To recognize actions, we run five feature sampling methods at the same server cluster with multithreading, follow [13, 26] to train a GMM codebook with K = 256 Gaussians based on 256,000 randomly sampled trajectories. The default parameters of descriptor in the spatio-temporal grid, the size of the volume and the tracked frames length are the same as [13]. Each trajectory is described by concatenating HOG, HOF, and MBH descriptors, which is a 396-dimensional vector. We reduce the descriptors dimension to 200 by performing PCA and Whitening. Then, each video is represented by a 2DK dimensional Fisher vector for each descriptor type. Finally, we apply Power L2-normalization to the Fisher vector. To combine different descriptor types, we concatenate their normalized Fisher vectors.

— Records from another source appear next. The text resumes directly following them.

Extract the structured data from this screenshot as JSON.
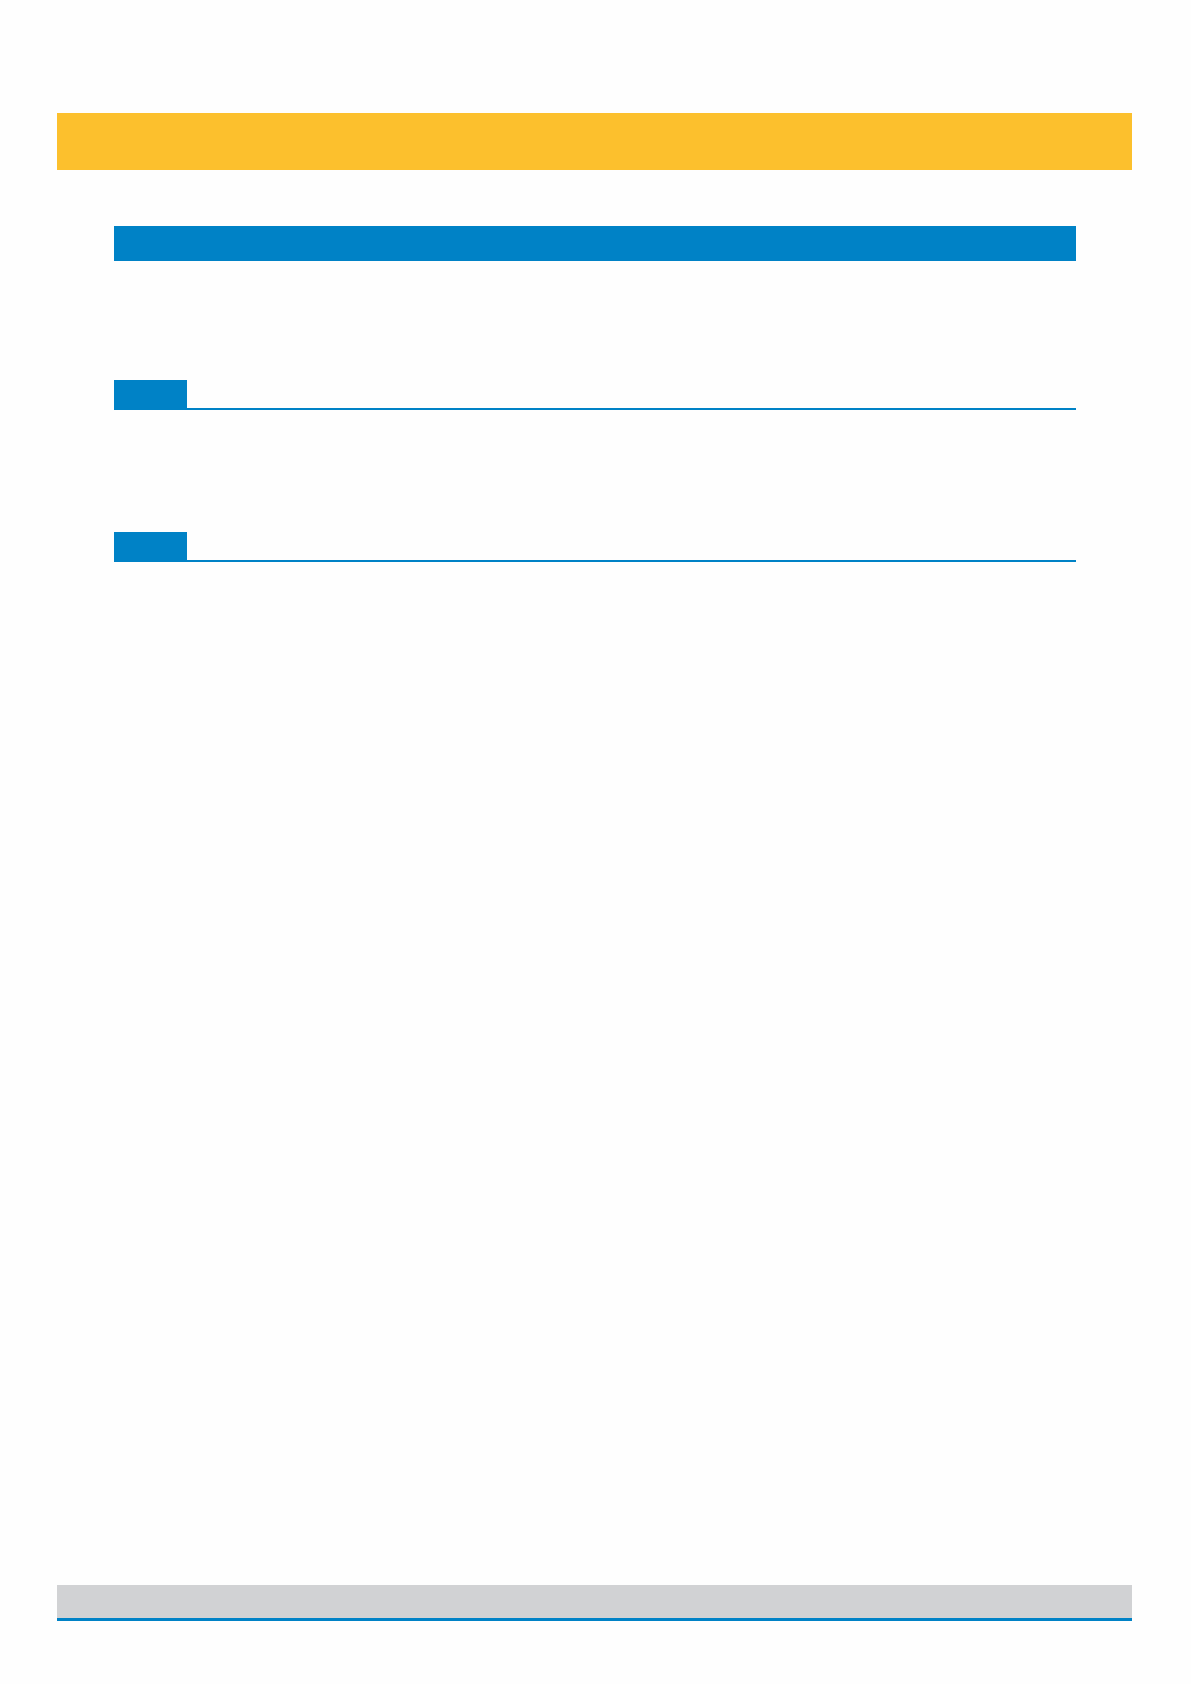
{
  "colors": {
    "header_band": "#FCC02D",
    "accent": "#0082C6",
    "footer_band": "#D1D2D4"
  },
  "sections": [
    {},
    {}
  ]
}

In our experiments, we choose linear SVM as our classifier with the implementation of LIBSVM [27]. For multi-class classification, we use the one-vs-rest approach and select the class with the highest score.

We compare our approach to recent methods [1321]. The mean run-time of sampling process and mean number of sampled trajectories are compared to iDT. The processing speed is reported in frames per second (fps), run at a single-core Intel Xeon X3430 (2.4 GHz) without multithreading.

4.3 Results and Analysis

Since the SaliencyCut [22] is an iterative process of using graphcut and GMM appearance mode, there may be a slight difference in generalized results. However, its performance still improves, as salient region boundaries are much clearer, see the 3rd column of Fig. 2. Compared to the baseline (iDT without HD [13]), we have 3 % improvement on HMDB51 and 1.5 % improvement on UCF50.

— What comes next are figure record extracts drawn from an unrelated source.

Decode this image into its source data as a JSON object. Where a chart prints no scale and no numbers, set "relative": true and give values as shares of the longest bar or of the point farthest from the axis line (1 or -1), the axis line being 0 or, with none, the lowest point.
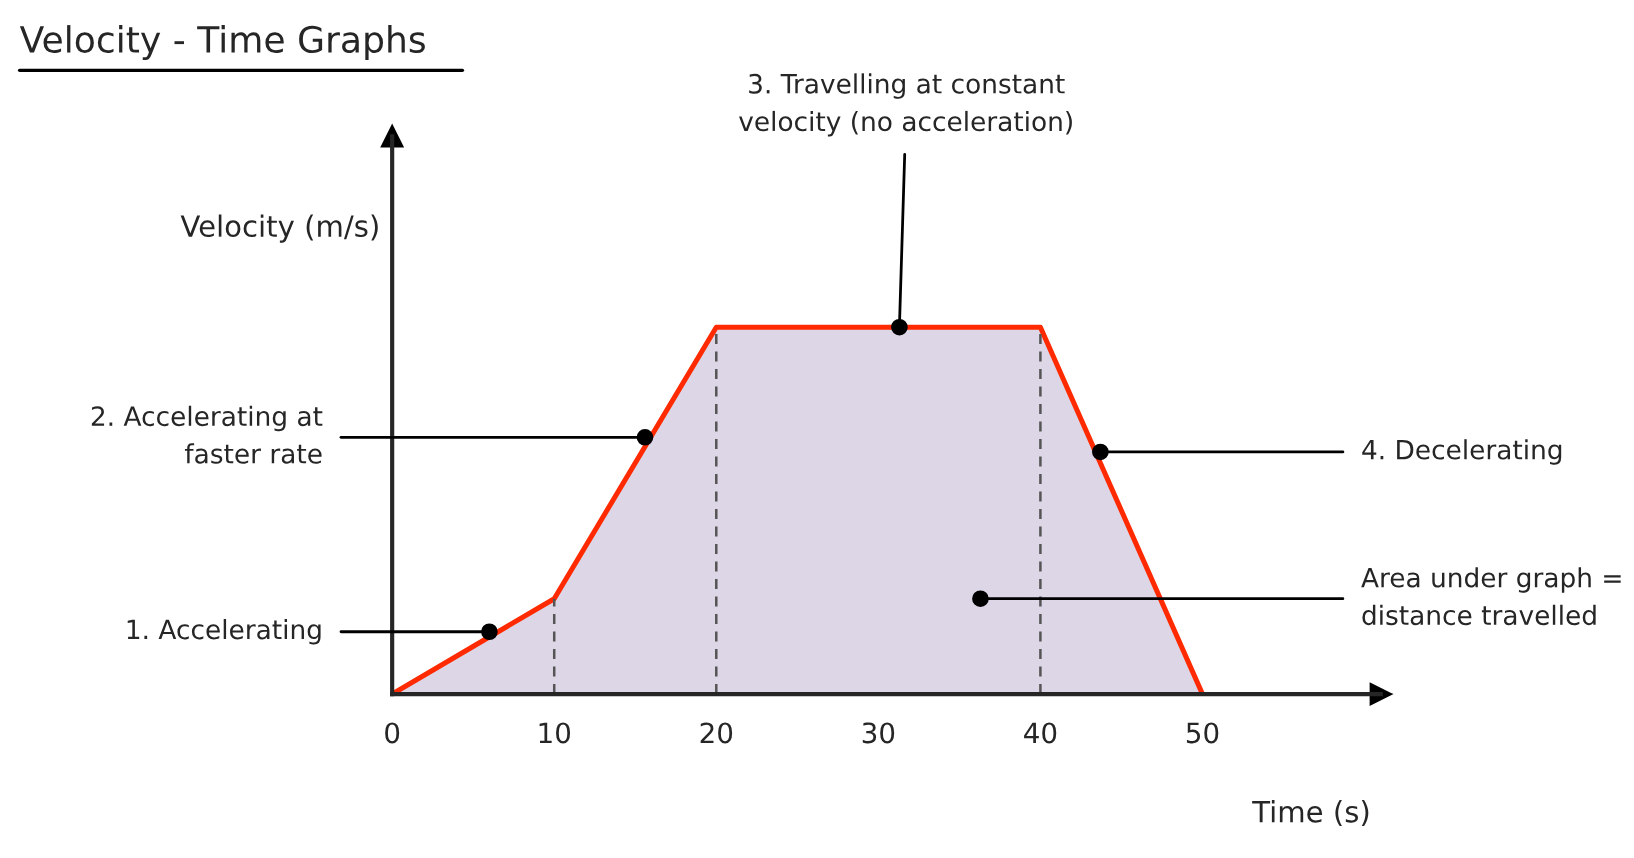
{
  "chart_data": {
    "type": "area",
    "title": "Velocity - Time Graphs",
    "xlabel": "Time (s)",
    "ylabel": "Velocity (m/s)",
    "x": [
      0,
      10,
      20,
      40,
      50
    ],
    "values": [
      0,
      0.26,
      1,
      1,
      0
    ],
    "relative": true,
    "color": "#ff2a00",
    "xlim": [
      0,
      61
    ],
    "xticks": [
      0,
      10,
      20,
      30,
      40,
      50
    ],
    "tick_labels": "x",
    "grid": false,
    "legend": false,
    "ref_lines": [
      {
        "axis": "x",
        "value": 10,
        "line_style": "dashed",
        "color": "#555555"
      },
      {
        "axis": "x",
        "value": 20,
        "line_style": "dashed",
        "color": "#555555"
      },
      {
        "axis": "x",
        "value": 40,
        "line_style": "dashed",
        "color": "#555555"
      }
    ],
    "annotations": [
      {
        "text": "1. Accelerating",
        "x": 6,
        "y": 0.17
      },
      {
        "text": "2. Accelerating at\nfaster rate",
        "x": 15.6,
        "y": 0.7
      },
      {
        "text": "3. Travelling at constant\nvelocity (no acceleration)",
        "x": 31.3,
        "y": 1
      },
      {
        "text": "4. Decelerating",
        "x": 43.7,
        "y": 0.66
      },
      {
        "text": "Area under graph =\ndistance travelled",
        "x": 36.3,
        "y": 0.26
      }
    ]
  }
}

Table 1. Comparison of our results (HOG+HOF+MBH) to the state of art. We present our results for FV encoding without automatic human detection (HD).

We use the bounding box provided from [13] in iDT sampling with HD. As the human detector does not always work perfectly, it will miss humans due to pose or viewpoint changes. Table 1 reports action recognition average accuracy compared to other dense trajectories approaches. Our iDT-RCB sampling method achieves the best result on UCF50. The result on HMDB51 is slightly decreased than [21], which have used the trained deep Convolutional Networks.

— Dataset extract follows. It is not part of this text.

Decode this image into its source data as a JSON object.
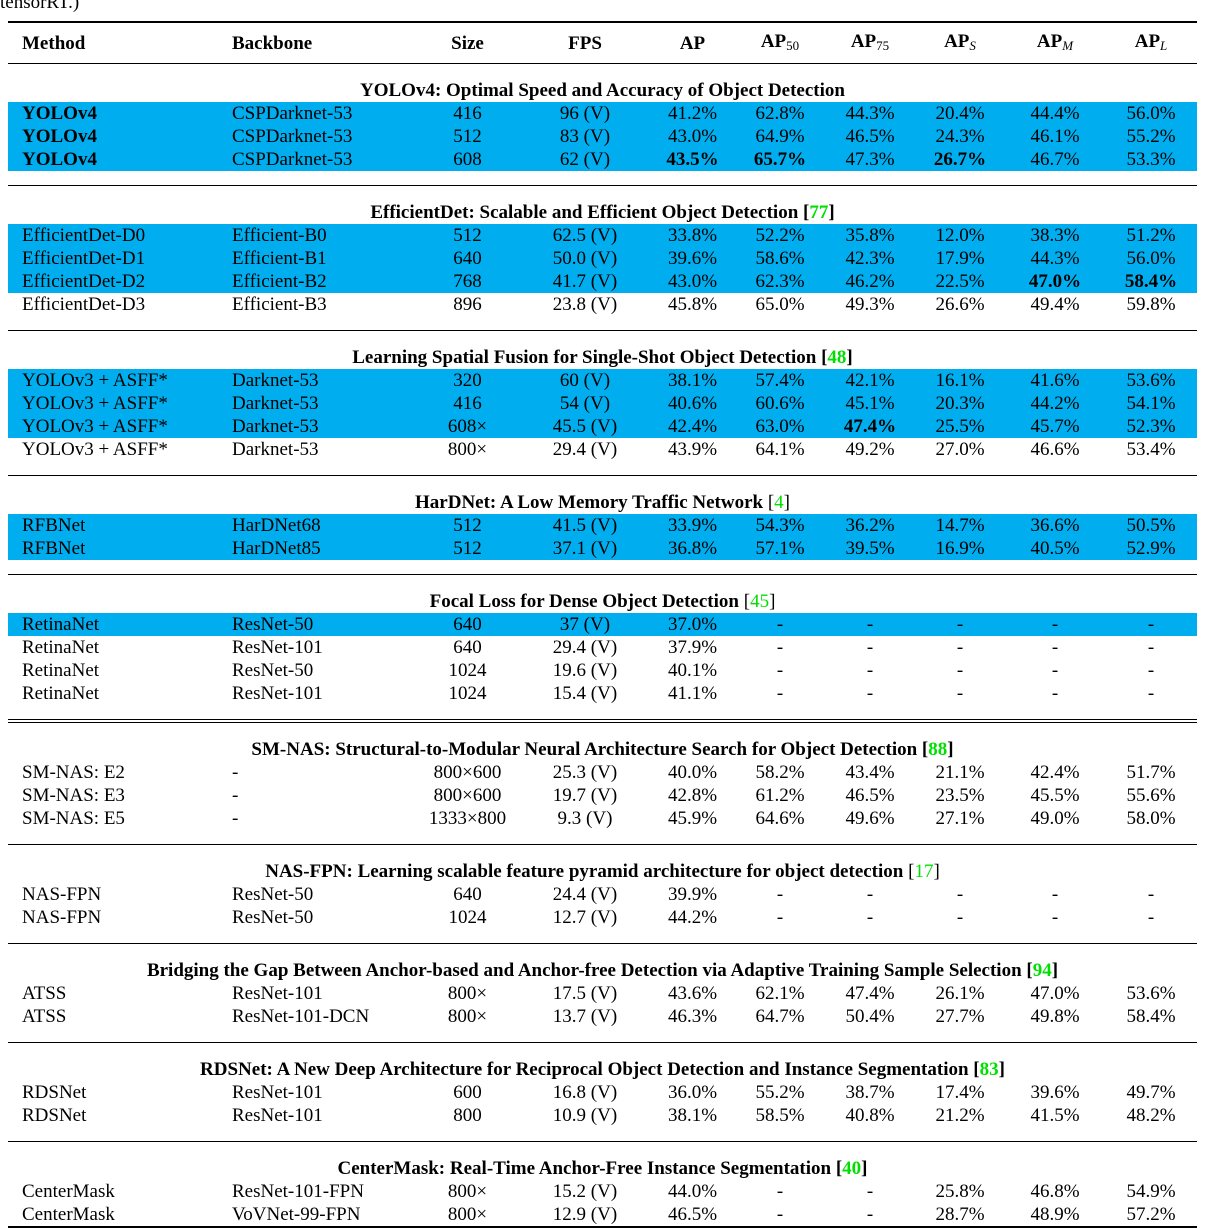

Table 2. Comparison of sampled trajectories number and features extraction speed to iDT [13]. Note that we only randomly select 10 videos from each dataset.

We evaluate the average number of trajectories per video clip and fps within 10 videos randomly selected from each dataset, and the run-time is obtained. Table 2 illustrates the minor computational cost of iDT-RCB. Fewer trajectories also can lead to faster speed in the feature encoding process.

5 Conclusion

This paper proposes a novel dense sampling approach named iDT-RC for improved dense trajectories. We first implement iDT sampling based on MBI, and applies a salient region contrast based segmentation method in interest points sampling step. To overcome the flaws of salient region contrast based method in action recognition, we apply morphological gradient to RC-map for generating more robust salient mask named RCB-map. The improved sampling method named iDT-RCB constrains sampled points on the salient region boundary which can improve the performance with minor computational cost. The comparisons of the sampling strategies demonstrate that salient region boundary information is more effective. Finally, our method improves the performance of current action recognition systems on two challenging datasets which represents a good compromise between speed and accuracy.